演劇人(役者・演出家)丹下一の日記です。

「処分」される犬たち

2008-04-18 22:15:02 | 丹下一の泡盛日記
 朝起きるとなんかどよ~んとしている。天気のせいか。雨の中車飛ばしてかみさんの母、大ママを迎えに行く。戻ってお昼。
 手術の経過も順調な大ママ。もちろん完全復活にはもう少し時間がかかりそうだ。だからお昼ご飯はおかずの数を多くしてちょっとずつたくさん食べてもらえるように。

 新聞に飼い主から捨てられた(引き取り願いも捨てられたってことだ)犬たちの施設の記事が出ていた。何千匹もの犬たちが毎年殺されている。そういう施設が各県に一つずつあり、毎日稼動している。
 胸が締め付けられるような悲しみとともに強い怒りを覚える。日本のハコモノ行政もここに極まれり、という気持ちになる。
 建物はもとより犬を殺すための炭酸ガス装置も誰かが考えてつくったもの。特許もとっているかも。
 そして何よりも最初に「殺す」ことを前提として、膨大な予算が計上されていることに疑問を感じる。同じ予算で「生かす」ことはできないのか。

 フランスでは、同様の施設で犬たちは死ぬまで暮らすことができる。予算としてどれほどの違いがあるのかわからない。殺してしまうほうが効率がいいのだろうか。
 そして、そこに従事する職員の方たちの心の問題は考慮されていないと思う。殺す仕事より一緒に暮らす仕事のほうを選びたいのではないだろうか。
 こんなところにも、この国の「共存」よりも「排除」を選ぶ姿勢を感じてつらくなるのは自分だけだろうか。
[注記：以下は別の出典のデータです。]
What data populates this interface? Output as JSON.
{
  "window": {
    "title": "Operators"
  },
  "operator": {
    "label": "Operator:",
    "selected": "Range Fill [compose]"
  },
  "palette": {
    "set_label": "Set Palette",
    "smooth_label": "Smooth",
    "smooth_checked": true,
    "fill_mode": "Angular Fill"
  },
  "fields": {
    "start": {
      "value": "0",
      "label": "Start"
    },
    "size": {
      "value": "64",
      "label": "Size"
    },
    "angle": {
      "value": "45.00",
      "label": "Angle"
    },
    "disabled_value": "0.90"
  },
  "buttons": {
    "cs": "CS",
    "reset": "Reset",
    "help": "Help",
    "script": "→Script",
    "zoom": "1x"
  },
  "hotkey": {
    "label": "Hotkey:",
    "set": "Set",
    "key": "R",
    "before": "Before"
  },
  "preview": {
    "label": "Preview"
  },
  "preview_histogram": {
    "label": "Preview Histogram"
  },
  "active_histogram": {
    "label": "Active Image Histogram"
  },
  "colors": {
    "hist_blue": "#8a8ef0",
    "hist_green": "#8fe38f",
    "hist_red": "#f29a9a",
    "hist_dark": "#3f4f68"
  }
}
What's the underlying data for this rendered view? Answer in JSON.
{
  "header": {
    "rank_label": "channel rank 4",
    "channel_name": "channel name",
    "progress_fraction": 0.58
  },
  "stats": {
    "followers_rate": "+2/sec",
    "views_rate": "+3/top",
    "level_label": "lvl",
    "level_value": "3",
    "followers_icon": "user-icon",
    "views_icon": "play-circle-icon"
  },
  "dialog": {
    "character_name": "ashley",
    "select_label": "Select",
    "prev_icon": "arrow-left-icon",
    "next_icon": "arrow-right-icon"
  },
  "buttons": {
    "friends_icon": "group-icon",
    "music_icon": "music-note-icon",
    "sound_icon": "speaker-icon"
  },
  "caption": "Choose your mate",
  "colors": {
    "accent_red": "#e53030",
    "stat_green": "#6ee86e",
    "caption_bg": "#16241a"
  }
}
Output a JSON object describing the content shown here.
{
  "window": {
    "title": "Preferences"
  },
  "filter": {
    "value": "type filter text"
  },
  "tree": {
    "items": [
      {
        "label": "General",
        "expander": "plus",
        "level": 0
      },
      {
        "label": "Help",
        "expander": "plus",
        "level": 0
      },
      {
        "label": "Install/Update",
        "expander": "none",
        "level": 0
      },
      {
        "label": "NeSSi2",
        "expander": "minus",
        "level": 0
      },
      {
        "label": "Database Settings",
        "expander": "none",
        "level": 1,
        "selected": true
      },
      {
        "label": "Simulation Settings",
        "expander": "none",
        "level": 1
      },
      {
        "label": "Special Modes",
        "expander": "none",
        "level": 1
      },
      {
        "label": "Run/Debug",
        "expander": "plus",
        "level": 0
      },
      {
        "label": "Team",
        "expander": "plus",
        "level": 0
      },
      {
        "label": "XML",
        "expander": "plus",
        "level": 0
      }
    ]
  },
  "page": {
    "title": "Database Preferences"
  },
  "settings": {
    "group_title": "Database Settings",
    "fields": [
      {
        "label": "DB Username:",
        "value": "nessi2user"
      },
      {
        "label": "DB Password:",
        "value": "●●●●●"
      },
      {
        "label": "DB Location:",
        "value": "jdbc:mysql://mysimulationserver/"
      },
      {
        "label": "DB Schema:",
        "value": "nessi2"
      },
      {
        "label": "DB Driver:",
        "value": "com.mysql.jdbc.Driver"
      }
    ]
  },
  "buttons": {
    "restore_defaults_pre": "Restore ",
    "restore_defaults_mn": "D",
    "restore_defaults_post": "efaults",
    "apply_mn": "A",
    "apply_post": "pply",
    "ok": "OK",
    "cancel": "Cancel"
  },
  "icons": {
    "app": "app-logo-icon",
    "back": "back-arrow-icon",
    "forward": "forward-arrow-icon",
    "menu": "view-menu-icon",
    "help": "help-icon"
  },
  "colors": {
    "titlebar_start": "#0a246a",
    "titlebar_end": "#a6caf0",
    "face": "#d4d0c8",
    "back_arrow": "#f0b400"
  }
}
 施設に引き取られた犬たちは5日間だけ猶予が与えられ、その間に引き取り手がいなかった犬は殺されてしまう。新聞に施設に入ることを拒否して必死に足を突っ張る小さな犬の写真。アウシュビッツだってもうちょっと生きることができた。

 このような思考回路は犬を対象としているだけでなく、当然、お年寄りや病人、ホームレスなど社会的な弱者にも向けられつつある。問題は犬のことだけにとどまらない。そしてそんな人たちもあの犬たちのように扱われる時代が来ないことを願う。